Our networks remain unresponsive, not from a lack of technical
solutions, but rather a lack of awareness of the problem. We believe
that creating a tool whose measurement matches people's every day
experience will create the necessary awareness, and result in a
demand for products that solve the problem.

This document specifies the "RPM Test" for measuring responsiveness.
It uses common protocols and mechanisms to measure user experience
especially when the network is under working conditions. The
measurement is expressed as "Round-trips Per Minute" (RPM) and should
be included with throughput (up and down) and idle latency as
critical indicators of network quality.

Better yet, a working version of this tool has been included in Apple’s newest versions of macOS and iOS.  Here’s a link to a how-to on those two tests.
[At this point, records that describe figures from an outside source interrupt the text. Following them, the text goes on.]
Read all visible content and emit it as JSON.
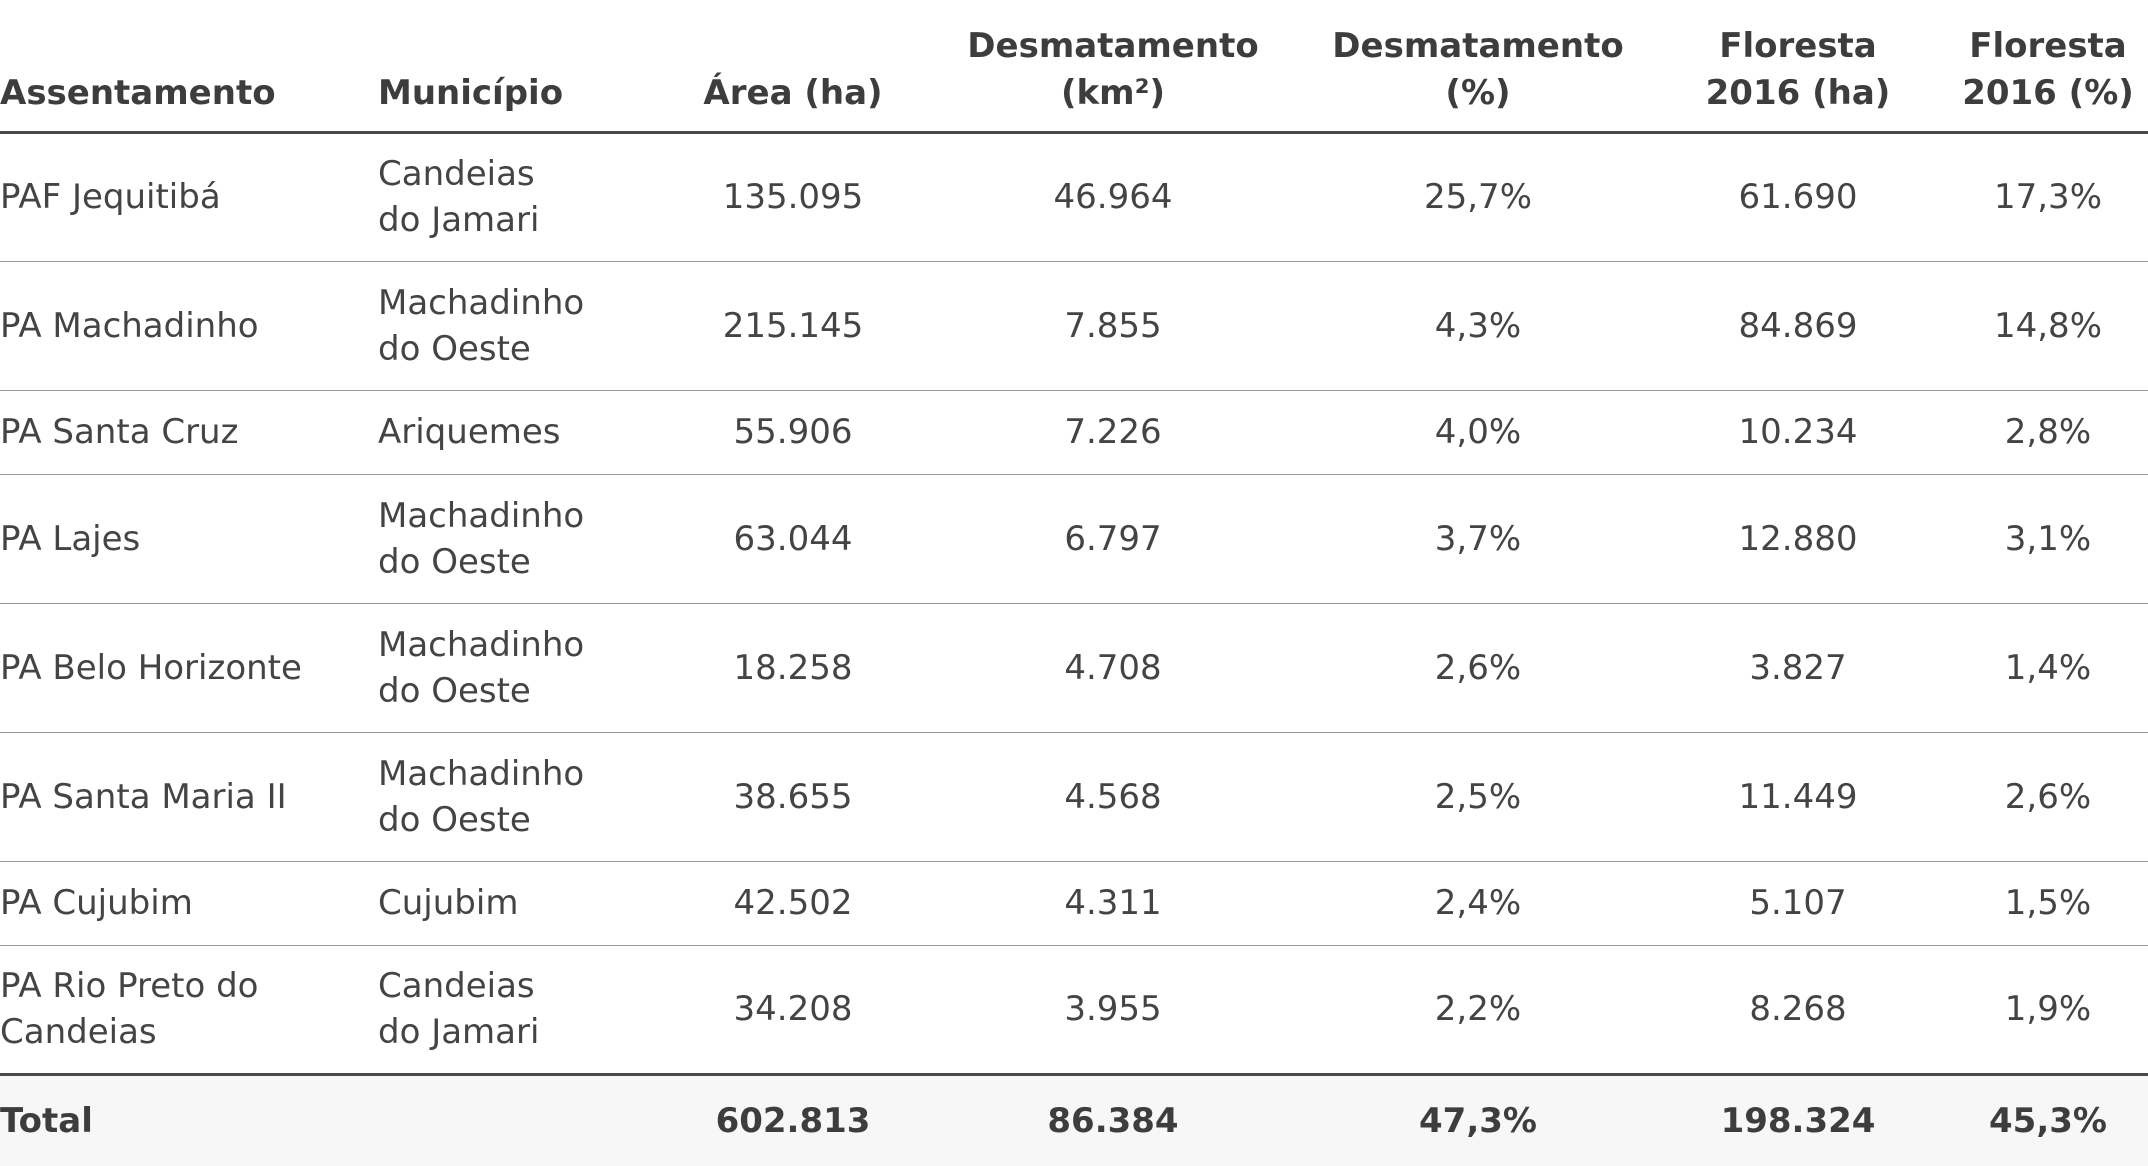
{
  "table": {
    "headers": {
      "assentamento": "Assentamento",
      "municipio": "Município",
      "area": "Área (ha)",
      "desmatamento_km2": "Desmatamento\n(km²)",
      "desmatamento_pct": "Desmatamento\n(%)",
      "floresta_ha": "Floresta\n2016 (ha)",
      "floresta_pct": "Floresta\n2016 (%)"
    },
    "rows": [
      {
        "assentamento": "PAF Jequitibá",
        "municipio": "Candeias\ndo Jamari",
        "area": "135.095",
        "desmatamento_km2": "46.964",
        "desmatamento_pct": "25,7%",
        "floresta_ha": "61.690",
        "floresta_pct": "17,3%"
      },
      {
        "assentamento": "PA Machadinho",
        "municipio": "Machadinho\ndo Oeste",
        "area": "215.145",
        "desmatamento_km2": "7.855",
        "desmatamento_pct": "4,3%",
        "floresta_ha": "84.869",
        "floresta_pct": "14,8%"
      },
      {
        "assentamento": "PA Santa Cruz",
        "municipio": "Ariquemes",
        "area": "55.906",
        "desmatamento_km2": "7.226",
        "desmatamento_pct": "4,0%",
        "floresta_ha": "10.234",
        "floresta_pct": "2,8%"
      },
      {
        "assentamento": "PA Lajes",
        "municipio": "Machadinho\ndo Oeste",
        "area": "63.044",
        "desmatamento_km2": "6.797",
        "desmatamento_pct": "3,7%",
        "floresta_ha": "12.880",
        "floresta_pct": "3,1%"
      },
      {
        "assentamento": "PA Belo Horizonte",
        "municipio": "Machadinho\ndo Oeste",
        "area": "18.258",
        "desmatamento_km2": "4.708",
        "desmatamento_pct": "2,6%",
        "floresta_ha": "3.827",
        "floresta_pct": "1,4%"
      },
      {
        "assentamento": "PA Santa Maria II",
        "municipio": "Machadinho\ndo Oeste",
        "area": "38.655",
        "desmatamento_km2": "4.568",
        "desmatamento_pct": "2,5%",
        "floresta_ha": "11.449",
        "floresta_pct": "2,6%"
      },
      {
        "assentamento": "PA Cujubim",
        "municipio": "Cujubim",
        "area": "42.502",
        "desmatamento_km2": "4.311",
        "desmatamento_pct": "2,4%",
        "floresta_ha": "5.107",
        "floresta_pct": "1,5%"
      },
      {
        "assentamento": "PA Rio Preto do\nCandeias",
        "municipio": "Candeias\ndo Jamari",
        "area": "34.208",
        "desmatamento_km2": "3.955",
        "desmatamento_pct": "2,2%",
        "floresta_ha": "8.268",
        "floresta_pct": "1,9%"
      }
    ],
    "total": {
      "label": "Total",
      "area": "602.813",
      "desmatamento_km2": "86.384",
      "desmatamento_pct": "47,3%",
      "floresta_ha": "198.324",
      "floresta_pct": "45,3%"
    }
  }
}
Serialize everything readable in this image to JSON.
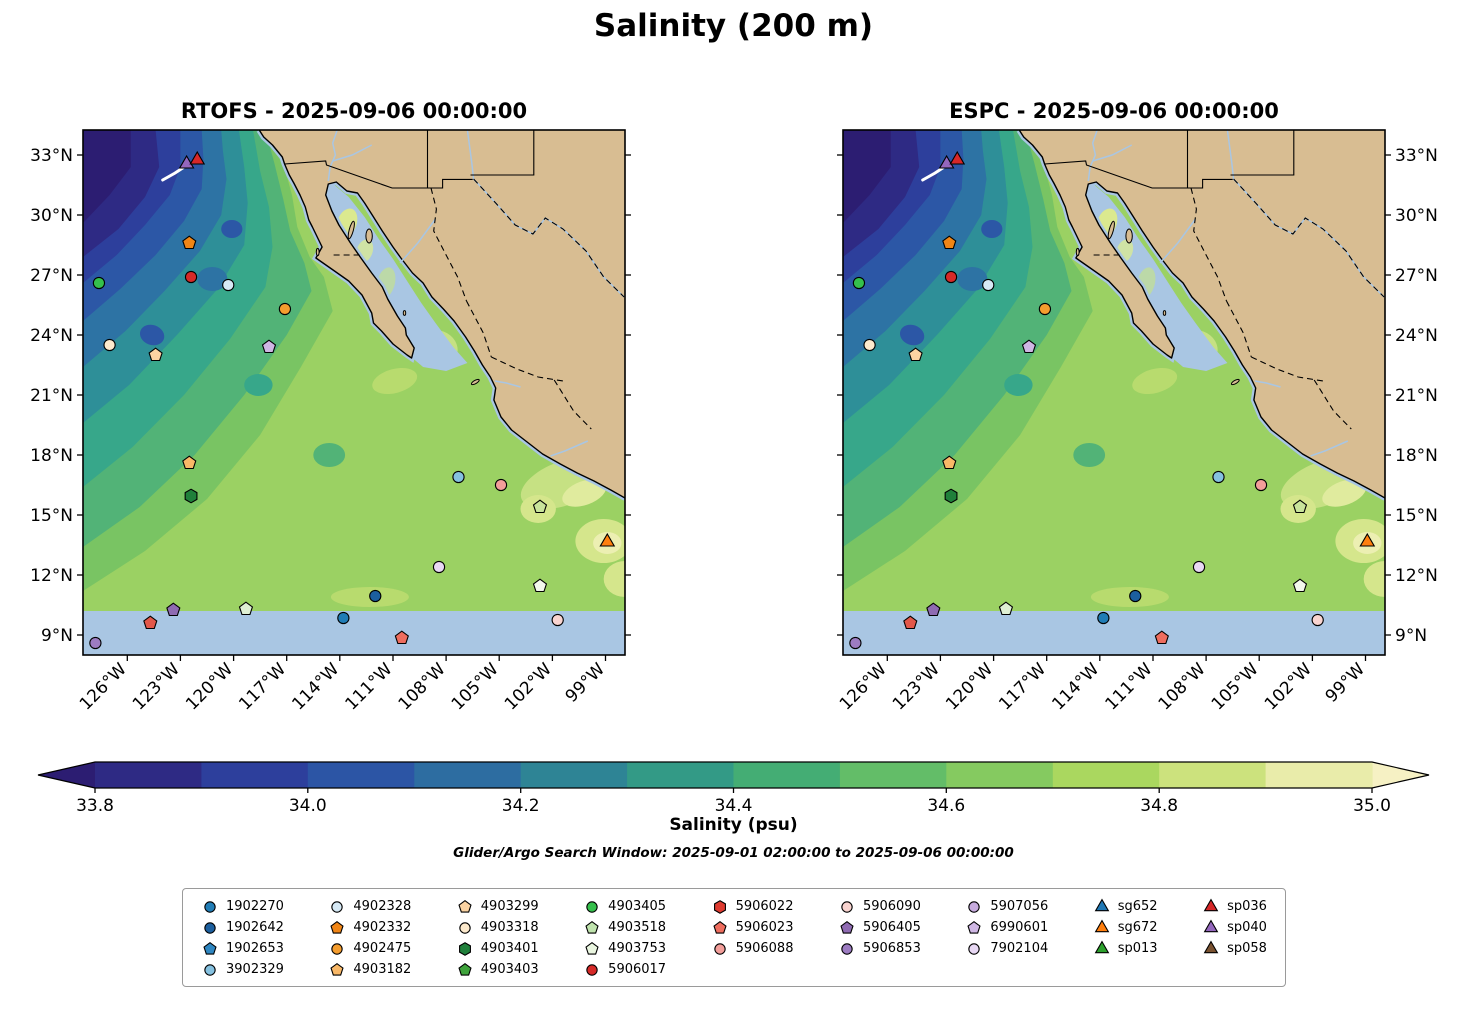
{
  "figure": {
    "title": "Salinity (200 m)",
    "colorbar_label": "Salinity (psu)",
    "search_window_note": "Glider/Argo Search Window: 2025-09-01 02:00:00 to 2025-09-06 00:00:00"
  },
  "subplots": [
    {
      "title": "RTOFS - 2025-09-06 00:00:00",
      "y_labels_side": "left"
    },
    {
      "title": "ESPC - 2025-09-06 00:00:00",
      "y_labels_side": "right"
    }
  ],
  "axes": {
    "lon_tick_labels": [
      "126°W",
      "123°W",
      "120°W",
      "117°W",
      "114°W",
      "111°W",
      "108°W",
      "105°W",
      "102°W",
      "99°W"
    ],
    "lon_tick_values": [
      -126,
      -123,
      -120,
      -117,
      -114,
      -111,
      -108,
      -105,
      -102,
      -99
    ],
    "lat_tick_labels": [
      "33°N",
      "30°N",
      "27°N",
      "24°N",
      "21°N",
      "18°N",
      "15°N",
      "12°N",
      "9°N"
    ],
    "lat_tick_values": [
      33,
      30,
      27,
      24,
      21,
      18,
      15,
      12,
      9
    ]
  },
  "colorbar": {
    "tick_labels": [
      "33.8",
      "34.0",
      "34.2",
      "34.4",
      "34.6",
      "34.8",
      "35.0"
    ],
    "tick_values": [
      33.8,
      34.0,
      34.2,
      34.4,
      34.6,
      34.8,
      35.0
    ],
    "min": 33.8,
    "max": 35.0,
    "segment_colors": [
      "#2e2a84",
      "#2d3f9c",
      "#2c55a5",
      "#2d6da1",
      "#2e8495",
      "#339a86",
      "#44ad74",
      "#63bd68",
      "#85ca60",
      "#aad75f",
      "#cce27d",
      "#e9ecaa"
    ],
    "under_color": "#2c1d72",
    "over_color": "#f6f1c4",
    "land_color": "#d8bd92",
    "mask_color": "#a9c6e3"
  },
  "legend": {
    "columns": [
      [
        {
          "id": "1902270",
          "shape": "circle",
          "color": "#217db6"
        },
        {
          "id": "1902642",
          "shape": "circle",
          "color": "#1c5f9e"
        },
        {
          "id": "1902653",
          "shape": "pentagon",
          "color": "#2e86c1"
        },
        {
          "id": "3902329",
          "shape": "circle",
          "color": "#85c1e0"
        }
      ],
      [
        {
          "id": "4902328",
          "shape": "circle",
          "color": "#d6e9f5"
        },
        {
          "id": "4902332",
          "shape": "pentagon",
          "color": "#f08516"
        },
        {
          "id": "4902475",
          "shape": "circle",
          "color": "#f59d2e"
        },
        {
          "id": "4903182",
          "shape": "pentagon",
          "color": "#f9b867"
        }
      ],
      [
        {
          "id": "4903299",
          "shape": "pentagon",
          "color": "#fbd3a2"
        },
        {
          "id": "4903318",
          "shape": "circle",
          "color": "#fdeacd"
        },
        {
          "id": "4903401",
          "shape": "hexagon",
          "color": "#20803b"
        },
        {
          "id": "4903403",
          "shape": "pentagon",
          "color": "#3fa33c"
        }
      ],
      [
        {
          "id": "4903405",
          "shape": "circle",
          "color": "#35c04c"
        },
        {
          "id": "4903518",
          "shape": "pentagon",
          "color": "#bfe3ad"
        },
        {
          "id": "4903753",
          "shape": "pentagon",
          "color": "#eaf6e0"
        },
        {
          "id": "5906017",
          "shape": "circle",
          "color": "#d62a28"
        }
      ],
      [
        {
          "id": "5906022",
          "shape": "hexagon",
          "color": "#de3b30"
        },
        {
          "id": "5906023",
          "shape": "pentagon",
          "color": "#ee6d5e"
        },
        {
          "id": "5906088",
          "shape": "circle",
          "color": "#f39e9a"
        }
      ],
      [
        {
          "id": "5906090",
          "shape": "circle",
          "color": "#f9d4d0"
        },
        {
          "id": "5906405",
          "shape": "pentagon",
          "color": "#8f6bb2"
        },
        {
          "id": "5906853",
          "shape": "circle",
          "color": "#9d7cc2"
        }
      ],
      [
        {
          "id": "5907056",
          "shape": "circle",
          "color": "#c7abde"
        },
        {
          "id": "6990601",
          "shape": "pentagon",
          "color": "#cfb7e4"
        },
        {
          "id": "7902104",
          "shape": "circle",
          "color": "#e8d8f4"
        }
      ],
      [
        {
          "id": "sg652",
          "shape": "triangle",
          "color": "#1f77b4"
        },
        {
          "id": "sg672",
          "shape": "triangle",
          "color": "#ff7f0e"
        },
        {
          "id": "sp013",
          "shape": "triangle",
          "color": "#2ca02c"
        }
      ],
      [
        {
          "id": "sp036",
          "shape": "triangle",
          "color": "#d62728"
        },
        {
          "id": "sp040",
          "shape": "triangle",
          "color": "#9467bd"
        },
        {
          "id": "sp058",
          "shape": "triangle",
          "color": "#7a5230"
        }
      ]
    ]
  },
  "chart_data": {
    "type": "heatmap",
    "title": "Salinity (200 m)",
    "variable": "Salinity (psu)",
    "depth": "200 m",
    "subplot_titles": [
      "RTOFS - 2025-09-06 00:00:00",
      "ESPC - 2025-09-06 00:00:00"
    ],
    "x_tick_labels": [
      "126°W",
      "123°W",
      "120°W",
      "117°W",
      "114°W",
      "111°W",
      "108°W",
      "105°W",
      "102°W",
      "99°W"
    ],
    "y_tick_labels": [
      "33°N",
      "30°N",
      "27°N",
      "24°N",
      "21°N",
      "18°N",
      "15°N",
      "12°N",
      "9°N"
    ],
    "lon_range": [
      -128.5,
      -97.9
    ],
    "lat_range": [
      8.0,
      34.3
    ],
    "colorbar": {
      "label": "Salinity (psu)",
      "min": 33.8,
      "max": 35.0,
      "tick_values": [
        33.8,
        34.0,
        34.2,
        34.4,
        34.6,
        34.8,
        35.0
      ],
      "extend": "both"
    },
    "field_summary": "Salinity at 200 m increases southeastward from ~33.8 psu (dark purple, NW corner) to ~34.9-35.0 psu (yellow-green along the Mexican coast and south of 18N). Gulf of California interior and ocean south of ~10N are flat light blue (masked). Same pattern shown for RTOFS (left) and ESPC (right) models.",
    "glider_track": {
      "color": "#ffffff",
      "points": [
        [
          -124.0,
          31.75
        ],
        [
          -123.3,
          32.1
        ],
        [
          -122.7,
          32.45
        ]
      ]
    },
    "platform_positions": [
      {
        "lon": -122.5,
        "lat": 28.6,
        "shape": "pentagon",
        "color": "#f08516"
      },
      {
        "lon": -127.6,
        "lat": 26.6,
        "shape": "circle",
        "color": "#35c04c"
      },
      {
        "lon": -122.4,
        "lat": 26.9,
        "shape": "circle",
        "color": "#d62a28"
      },
      {
        "lon": -120.3,
        "lat": 26.5,
        "shape": "circle",
        "color": "#d6e9f5"
      },
      {
        "lon": -117.1,
        "lat": 25.3,
        "shape": "circle",
        "color": "#f59d2e"
      },
      {
        "lon": -127.0,
        "lat": 23.5,
        "shape": "circle",
        "color": "#fdeacd"
      },
      {
        "lon": -124.4,
        "lat": 23.0,
        "shape": "pentagon",
        "color": "#fbd3a2"
      },
      {
        "lon": -118.0,
        "lat": 23.4,
        "shape": "pentagon",
        "color": "#cfb7e4"
      },
      {
        "lon": -122.5,
        "lat": 17.6,
        "shape": "pentagon",
        "color": "#f9b867"
      },
      {
        "lon": -122.4,
        "lat": 15.95,
        "shape": "hexagon",
        "color": "#20803b"
      },
      {
        "lon": -107.3,
        "lat": 16.9,
        "shape": "circle",
        "color": "#85c1e0"
      },
      {
        "lon": -104.9,
        "lat": 16.5,
        "shape": "circle",
        "color": "#f39e9a"
      },
      {
        "lon": -102.7,
        "lat": 15.4,
        "shape": "pentagon",
        "color": "#c9e49b"
      },
      {
        "lon": -108.4,
        "lat": 12.4,
        "shape": "circle",
        "color": "#e8d8f4"
      },
      {
        "lon": -102.7,
        "lat": 11.45,
        "shape": "pentagon",
        "color": "#f2f8ec"
      },
      {
        "lon": -112.0,
        "lat": 10.95,
        "shape": "circle",
        "color": "#1c5f9e"
      },
      {
        "lon": -123.4,
        "lat": 10.25,
        "shape": "pentagon",
        "color": "#8f6bb2"
      },
      {
        "lon": -119.3,
        "lat": 10.3,
        "shape": "pentagon",
        "color": "#dff0d4"
      },
      {
        "lon": -124.7,
        "lat": 9.6,
        "shape": "pentagon",
        "color": "#e2574a"
      },
      {
        "lon": -113.8,
        "lat": 9.85,
        "shape": "circle",
        "color": "#217db6"
      },
      {
        "lon": -110.5,
        "lat": 8.85,
        "shape": "pentagon",
        "color": "#ee6d5e"
      },
      {
        "lon": -101.7,
        "lat": 9.75,
        "shape": "circle",
        "color": "#f9d4d0"
      },
      {
        "lon": -127.8,
        "lat": 8.6,
        "shape": "circle",
        "color": "#9d7cc2"
      },
      {
        "lon": -98.9,
        "lat": 13.65,
        "shape": "triangle",
        "color": "#ff7f0e"
      },
      {
        "lon": -122.65,
        "lat": 32.55,
        "shape": "triangle",
        "color": "#9467bd"
      },
      {
        "lon": -122.05,
        "lat": 32.75,
        "shape": "triangle",
        "color": "#d62728"
      }
    ]
  }
}
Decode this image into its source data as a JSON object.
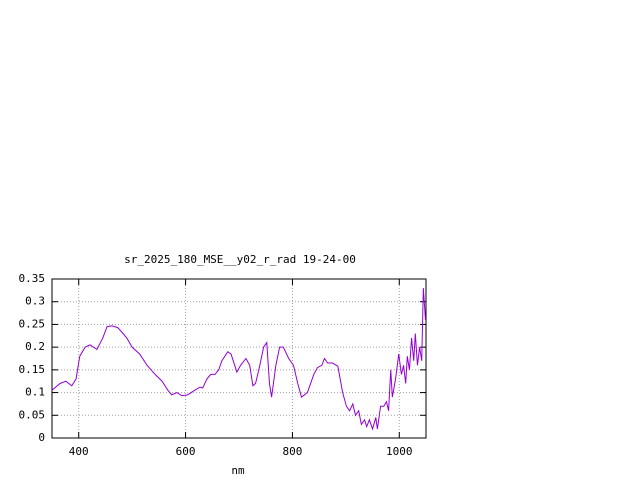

I just ran the MacOS version on a Monterey M1 Mini.  It shows the same pattern as all the non-Speedtest ones.  Slowly rising upload speeds.  This test is more patient than most, so it eventually arrives at a perfectly satisfactory reading.  The thing that’s interesting is the way that it arrives.  For that, we need to return to the RFC.

4.1.3. Reaching saturation

The RPM Test gradually increases the number of TCP connections and
measures "goodput" - the sum of actual data transferred across all
connections in a unit of time. When the goodput stops increasing, it
means that the network is used at its full capacity, meaning the path
is saturated. At this point we are creating the worst-case scenario
within the limits of the realistic traffic pattern.

OK, on to the test.  If you are running Monterey on a Mac, launch the “networkQaulity” command in a terminal session.  Note the capitalized Q in the middle.  Here’s what it looked like when I ran it just now.

MacOS Monterey networkQuality — 489mb down, 401mb up

I like this test for several reasons.  I like the public methodology of an RFC.  I like that the test defaults to doing the upload and download tests at the same time, to better saturate the network.  And I like the results.  I’m about ready to chalk this up to differences in testing methods.